I'm staying with my friend from school and her family, so they know all of the best places to eat in Udine (in northeast Italy). On my first day we took a drive through the countryside to eat at Al Cardinale Ristorante & Pizzeria. I don't speak any Italian (other than a few phrases I just learned, such as "I'm sorry, I don't speak Italian" and "Where are we going?") so my friend's uncle just ordered me some pasta. The chef made me a dish that wasn't even on the menu: pasta with red sauce, bacon and onions. It was simple, but I couldn't stop myself from eating the whole plate, followed by sorbetto (a lemony, creamy alcoholic drink). They say Americans have big portion sizes, and we do, but Italians aren't too far behind. I've been stuffed after every meal.
The pizza everywhere is delicious: thin, crispy crust and just the right ratio of cheese and sauce. The gelato doesn't disappoint either. So far, I've tried strawberry and Nutella flavors from two different gelaterias. It's smooth, creamy and lighter than ice cream: the perfect snack while sitting in the square people-watching.
The area itself looks like it could be the scene of a movie.
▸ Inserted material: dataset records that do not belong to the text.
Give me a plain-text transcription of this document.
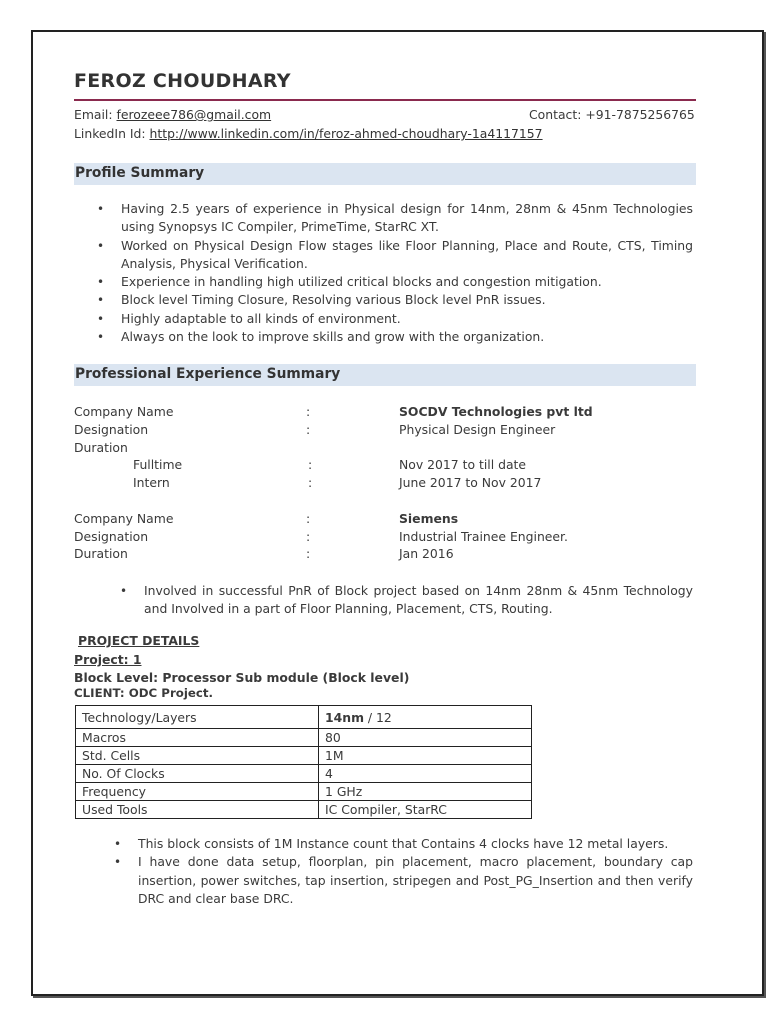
FEROZ CHOUDHARY
Email: ferozeee786@gmail.com	Contact: +91-7875256765
LinkedIn Id: http://www.linkedin.com/in/feroz-ahmed-choudhary-1a4117157
Profile Summary
• Having 2.5 years of experience in Physical design for 14nm, 28nm & 45nm Technologies using Synopsys IC Compiler, PrimeTime, StarRC XT.
• Worked on Physical Design Flow stages like Floor Planning, Place and Route, CTS, Timing Analysis, Physical Verification.
• Experience in handling high utilized critical blocks and congestion mitigation.
• Block level Timing Closure, Resolving various Block level PnR issues.
• Highly adaptable to all kinds of environment.
• Always on the look to improve skills and grow with the organization.
Professional Experience Summary
Company Name	:	SOCDV Technologies pvt ltd
Designation	:	Physical Design Engineer
Duration
Fulltime	:	Nov 2017 to till date
Intern	:	June 2017 to Nov 2017
Company Name	:	Siemens
Designation	:	Industrial Trainee Engineer.
Duration	:	Jan 2016
• Involved in successful PnR of Block project based on 14nm 28nm & 45nm Technology and Involved in a part of Floor Planning, Placement, CTS, Routing.
PROJECT DETAILS
Project: 1
Block Level: Processor Sub module (Block level)
CLIENT: ODC Project.
Technology/Layers	14nm / 12
Macros	80
Std. Cells	1M
No. Of Clocks	4
Frequency	1 GHz
Used Tools	IC Compiler, StarRC
• This block consists of 1M Instance count that Contains 4 clocks have 12 metal layers.
• I have done data setup, floorplan, pin placement, macro placement, boundary cap insertion, power switches, tap insertion, stripegen and Post_PG_Insertion and then verify DRC and clear base DRC.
In the countryside and on the mountains, all of the houses are quaint terracotta-roofed villas with gardens or vineyards. In the towns, the apartments and houses are painted cheery colors with bright shutters and have flowerboxes hanging out of the windows. The scenery and the city complement each other so well; I don't think I've ever seen a more beautiful place.
Arrivederci, and thanks for reading!